A few months ago, some marketer got hold of my cellphone number, and I’ve been deluged ever since with text appeals from MAGA world and the GOP. One sample from just the last few days: ”IMPEACH BIDEN POLL DUE TONIGHT! Mona, we’re begging, please take 30 seconds to join fellow patriots and take the official GOP poll.”
Watching the midterms play out, and seeing the GOP nominate people like Herschel Walker, Don Bolduc, Doug Mastriano and Kari Lake, I am struck by a strange incongruity. MAGA messages incessantly invoke love of America. But it’s worth pausing to wonder what they love. Their professed love for America leads them to rally around Walker, who seems to be both a mentally unstable and bad man.
It’s not just run-of-the-mill lies such as claiming that he graduated in the top 1% of his class at the University of Georgia, when in truth he didn’t graduate at all. Those lies are bad, but differ in degree more than kind from other exaggerations we’ve heard from politicians. No, the more pernicious lies are the ones that bring virtues into disrepute. Walker has made promoting responsible fatherhood part of his image.

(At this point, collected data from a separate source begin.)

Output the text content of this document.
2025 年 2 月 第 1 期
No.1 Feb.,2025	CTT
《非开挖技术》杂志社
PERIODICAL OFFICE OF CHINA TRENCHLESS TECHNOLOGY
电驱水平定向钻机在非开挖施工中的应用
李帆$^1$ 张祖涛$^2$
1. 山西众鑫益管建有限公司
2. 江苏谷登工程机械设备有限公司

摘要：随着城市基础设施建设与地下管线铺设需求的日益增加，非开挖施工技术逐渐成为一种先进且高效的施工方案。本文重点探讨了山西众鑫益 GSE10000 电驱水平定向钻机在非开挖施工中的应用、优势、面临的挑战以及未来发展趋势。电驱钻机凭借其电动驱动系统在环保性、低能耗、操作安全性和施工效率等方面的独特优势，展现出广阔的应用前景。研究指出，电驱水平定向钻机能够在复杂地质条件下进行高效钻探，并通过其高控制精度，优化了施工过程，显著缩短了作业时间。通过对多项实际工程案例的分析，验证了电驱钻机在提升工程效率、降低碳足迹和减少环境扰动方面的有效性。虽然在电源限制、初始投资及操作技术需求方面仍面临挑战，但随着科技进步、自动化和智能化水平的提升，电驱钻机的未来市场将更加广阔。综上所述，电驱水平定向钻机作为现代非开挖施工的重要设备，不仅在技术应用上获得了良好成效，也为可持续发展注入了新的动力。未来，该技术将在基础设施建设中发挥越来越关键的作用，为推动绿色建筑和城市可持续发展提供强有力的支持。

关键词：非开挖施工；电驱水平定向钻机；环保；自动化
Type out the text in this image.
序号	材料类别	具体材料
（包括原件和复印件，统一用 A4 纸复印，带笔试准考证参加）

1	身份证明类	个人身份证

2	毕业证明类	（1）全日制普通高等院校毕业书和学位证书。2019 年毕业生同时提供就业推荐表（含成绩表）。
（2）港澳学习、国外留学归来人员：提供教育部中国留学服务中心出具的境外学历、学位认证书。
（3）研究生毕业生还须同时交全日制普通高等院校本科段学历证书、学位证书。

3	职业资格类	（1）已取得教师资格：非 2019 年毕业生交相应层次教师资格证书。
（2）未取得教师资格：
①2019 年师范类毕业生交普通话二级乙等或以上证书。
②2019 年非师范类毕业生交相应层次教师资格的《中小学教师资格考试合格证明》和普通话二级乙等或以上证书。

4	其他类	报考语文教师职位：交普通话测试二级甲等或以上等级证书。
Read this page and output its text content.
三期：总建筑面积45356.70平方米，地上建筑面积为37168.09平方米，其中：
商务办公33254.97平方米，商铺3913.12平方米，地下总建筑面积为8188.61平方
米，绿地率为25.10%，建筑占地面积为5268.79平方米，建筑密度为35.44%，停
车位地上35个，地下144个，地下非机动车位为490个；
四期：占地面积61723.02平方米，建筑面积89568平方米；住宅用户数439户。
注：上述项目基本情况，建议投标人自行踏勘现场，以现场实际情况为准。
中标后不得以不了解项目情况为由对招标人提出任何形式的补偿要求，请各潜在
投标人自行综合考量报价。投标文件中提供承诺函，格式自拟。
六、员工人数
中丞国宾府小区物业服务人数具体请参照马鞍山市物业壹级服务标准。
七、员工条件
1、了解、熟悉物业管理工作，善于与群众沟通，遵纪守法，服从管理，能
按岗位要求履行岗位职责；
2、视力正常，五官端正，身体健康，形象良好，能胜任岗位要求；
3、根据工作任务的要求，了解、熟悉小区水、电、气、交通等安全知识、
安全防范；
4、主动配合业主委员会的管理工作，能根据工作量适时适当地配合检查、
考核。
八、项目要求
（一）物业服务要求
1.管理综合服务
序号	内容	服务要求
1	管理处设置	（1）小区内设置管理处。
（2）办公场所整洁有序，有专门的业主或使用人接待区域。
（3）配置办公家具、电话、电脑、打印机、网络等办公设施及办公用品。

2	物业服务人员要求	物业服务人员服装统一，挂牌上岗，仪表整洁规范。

He has gone even further (perhaps to score points among white conservatives) by calling out irresponsible Black fathers in particular. In a 2021 interview, he said: “If you have a child with a woman, even if you have to leave that woman ... you don’t leave that child.”
Speaking to Charlie Kirk, he boasted that he had served as a father figure for young African American kids in his hometown of Wrightsville, Georgia, but that he should have done more. “I want to apologize to the African American community, because the fatherless home is a major, major problem.”
So when the Daily Beast revealed that Walker had not one, not two, but three unacknowledged children he had not raised, and that this advocate for “no exceptions” to laws outlawing abortion had paid for one abortion and encouraged another, it all might have been too much for a party that had even a nodding familiarity with integrity.
But no, Sens. Rick Scott and Tom Cotton, Republican National Committee chair Ronna McDaniel, and Ralph Reed of the Faith and Freedom Coalition rallied behind Walker.
Now, hypocrisy is the tribute that vice pays to virtue, but if you’re caught in hypocrisy, you have to take the consequences. Otherwise, people could get the idea that you are total cynics who don’t really believe in anything except power.
This brings us back to patriotism, because one reason to love your country is that it elevates certain virtues like integrity, courage, decency and honor. Politics is a tough business that frequently attracts ambitious, less-than-sterling people.
But surely one aspect of patriotism is revulsion at seeing your nation’s leadership sullied by flagrant liars, bigots and cheats. You don’t want to elevate someone who sent buses to the Capitol on Jan. 6 and consorts with antisemites, or who admires the Unabomber, or who believes that “Mike Pence is a traitor,” or who questions the legitimacy of our elections, as a majority of GOP nominees this year do.
Yet those are the leaders who get GOP pulses racing.
Another aspect of this faux patriotism is the attraction to autocrats and thugs. It’s true that America doesn’t have an unblemished record in international affairs, one thing that always nurtured my own patriotic sentiment was the overall sense that we were the good guys — or at least tried to be.
Of course we did business with bad regimes and had friendly relations with some very dubious allies (like Saudi Arabia), but we were also the lifeline for struggling democracies like Taiwan, Israel and South Korea. When the world faces an emergency like a tsunami or a famine or an act of raw aggression, they don’t phone Xi or Putin; they call the White House.
But the GOP today, while draping itself in the mantle of patriotism, is signaling that in the greatest challenge to freedom on the globe today — the unprovoked, imperialist, brutal invasion of Ukraine by Russia — they are seriously considering cutting off aid to Ukraine.
Minority leader and would-be House Speaker Kevin McCarthy is saying that a Republican-majority Congress would not “write a blank check” to Ukraine. Yet with their courage and sacrifice, they are redeeming the idea of liberty at a time when many around the world are losing faith in democracy.
Ukrainians are demonstrating that, contrary to the propaganda of autocrats everywhere, democracies are actually stronger than dictatorships.
And they are showing that some things, like the right to live free — to think and read what you want, worship as you wish and say what you think — are worth fighting and dying for.
The America I love is wholeheartedly behind Ukraine. McCarthy and big swathes of his party claim to love America, but they make this nation less worthy of patriotism.
Mona Charen is policy editor of The Bulwark and host of the “Beg to Differ” podcast.